Desde luego, la vida mejora
nuestras exigencias, pero dejamos un pedazo de corazón en las cosas mediocres
que, en su día, nos hicieron sentir extremadamente bien.
Con los años, uno descubre que
ese café mediocre siempre está disponible: en la máquina del pasillo de la
oficina, en el bar de carretera o en la cafetería de barrio que jamás será trendy
o fancy. Pero ¿cuántas cosas nos
pasan con uno de esos cafés en la mano? En otra época quizá habríamos sido
todos consumidores de opio en un fumadero clandestino. Hoy, en cambio, nos
juntamos delante de nuestras cafeteras exprés incluso para quejarnos de que el
café no es lo bastante bueno. Un café de poca o ninguna calidad al que acudimos
rutinariamente porque así evitamos hacer lo que tenemos que hacer. El “¿vienes
a jugar?” que nos decíamos de pequeños se ha convertido en un “¿vienes a
por un café?” como antídoto para la productividad un martes por la mañana.

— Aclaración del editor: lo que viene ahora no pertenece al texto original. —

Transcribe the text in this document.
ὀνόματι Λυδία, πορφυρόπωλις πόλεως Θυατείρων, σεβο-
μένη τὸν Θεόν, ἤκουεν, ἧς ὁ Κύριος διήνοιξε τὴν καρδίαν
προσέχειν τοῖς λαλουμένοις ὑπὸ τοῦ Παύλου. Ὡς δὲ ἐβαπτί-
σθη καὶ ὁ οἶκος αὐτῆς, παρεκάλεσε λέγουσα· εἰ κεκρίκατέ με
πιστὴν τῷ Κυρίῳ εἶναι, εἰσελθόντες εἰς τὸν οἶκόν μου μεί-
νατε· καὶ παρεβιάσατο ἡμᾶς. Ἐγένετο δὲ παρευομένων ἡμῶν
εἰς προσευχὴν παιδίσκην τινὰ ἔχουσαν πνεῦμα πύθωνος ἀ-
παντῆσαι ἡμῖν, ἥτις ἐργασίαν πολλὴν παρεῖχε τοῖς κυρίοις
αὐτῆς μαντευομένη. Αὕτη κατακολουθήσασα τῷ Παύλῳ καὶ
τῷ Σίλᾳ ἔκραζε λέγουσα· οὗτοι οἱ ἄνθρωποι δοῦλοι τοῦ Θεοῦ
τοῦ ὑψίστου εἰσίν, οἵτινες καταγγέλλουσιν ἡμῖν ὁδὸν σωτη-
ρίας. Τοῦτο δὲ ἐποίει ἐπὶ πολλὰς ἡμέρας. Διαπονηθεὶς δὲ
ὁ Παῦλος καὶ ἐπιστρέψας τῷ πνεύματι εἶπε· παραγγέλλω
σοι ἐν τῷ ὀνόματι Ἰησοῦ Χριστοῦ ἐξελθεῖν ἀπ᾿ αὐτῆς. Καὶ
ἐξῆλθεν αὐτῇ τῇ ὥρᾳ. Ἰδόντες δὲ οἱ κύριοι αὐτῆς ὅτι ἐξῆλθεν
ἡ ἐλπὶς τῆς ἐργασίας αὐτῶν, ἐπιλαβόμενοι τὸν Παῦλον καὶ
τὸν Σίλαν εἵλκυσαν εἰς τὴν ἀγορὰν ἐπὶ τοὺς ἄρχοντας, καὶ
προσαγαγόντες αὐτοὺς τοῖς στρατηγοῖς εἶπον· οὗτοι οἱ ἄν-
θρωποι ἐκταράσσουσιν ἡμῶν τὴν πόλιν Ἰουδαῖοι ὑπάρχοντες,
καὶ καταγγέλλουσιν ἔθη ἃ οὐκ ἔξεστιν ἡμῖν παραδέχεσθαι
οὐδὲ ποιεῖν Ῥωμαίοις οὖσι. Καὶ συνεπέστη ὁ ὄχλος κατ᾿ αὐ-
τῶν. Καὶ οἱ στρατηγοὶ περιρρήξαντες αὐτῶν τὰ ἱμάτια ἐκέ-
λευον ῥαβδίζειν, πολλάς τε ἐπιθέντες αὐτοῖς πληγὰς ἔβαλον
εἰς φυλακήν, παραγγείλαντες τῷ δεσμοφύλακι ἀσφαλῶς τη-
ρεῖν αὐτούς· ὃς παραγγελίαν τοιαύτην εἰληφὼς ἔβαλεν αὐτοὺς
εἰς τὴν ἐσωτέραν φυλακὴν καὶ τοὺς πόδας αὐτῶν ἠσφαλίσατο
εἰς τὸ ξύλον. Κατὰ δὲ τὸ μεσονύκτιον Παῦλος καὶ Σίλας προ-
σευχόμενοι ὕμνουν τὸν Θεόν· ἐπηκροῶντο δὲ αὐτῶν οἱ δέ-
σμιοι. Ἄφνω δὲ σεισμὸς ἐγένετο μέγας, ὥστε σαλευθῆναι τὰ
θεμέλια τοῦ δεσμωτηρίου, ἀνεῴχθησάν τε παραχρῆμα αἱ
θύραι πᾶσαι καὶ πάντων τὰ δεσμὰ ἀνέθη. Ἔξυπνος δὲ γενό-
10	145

¿Cuántas noticias, rumores o
confesiones escuchamos con un café aguado con aroma a achicoria en un vaso de
plástico? He llegado a pensar que las máquinas de café podrían guardar más
secretos que los diarios de sus usuarios.
Estaba dándole vueltas a esa idea
cuando una música triunfal de la máquina tragaperras me despistó. Se me hacía
cada vez más tarde así que apuré mi café de un trago, pagué la cuenta y dejé
atrás, para siempre, la barra del Bar Paco Merte.
Lo que no he dejado atrás es ese
café cotidiano y de batalla que en tantos momentos me ha acompañado. Siempre
estará allí dispuesto para ambientar una conversación o para distraernos en las
mañanas lluviosas en las que necesitamos ocupar el tiempo con vicios tolerados
en entornos profesionales. Quizá ni siquiera yo entienda del todo por qué
vuelvo a ese sabor tan poco agraciado, pero hay algo en la nostalgia que no se
arregla ni con el mejor barista.
Qué queréis que os diga, me sigue
gustando probar cafés de orígenes exóticos y con notas afrutadas; me encanta
cuando me hablan de granos recolectados en noches de luna llena a 1.800 metros
de altitud y procuro tener siempre una buena cafetera en mi casa.
Pero, de vez en cuando, el cuerpo me pide pedir un café en la tasca más charca del mundo. Si algún amigo tiene la desgracia de acompañarme en esa aventura y me mira con odio me limito a encogerme de hombros y a decirle: “Café para muy cafeteros”.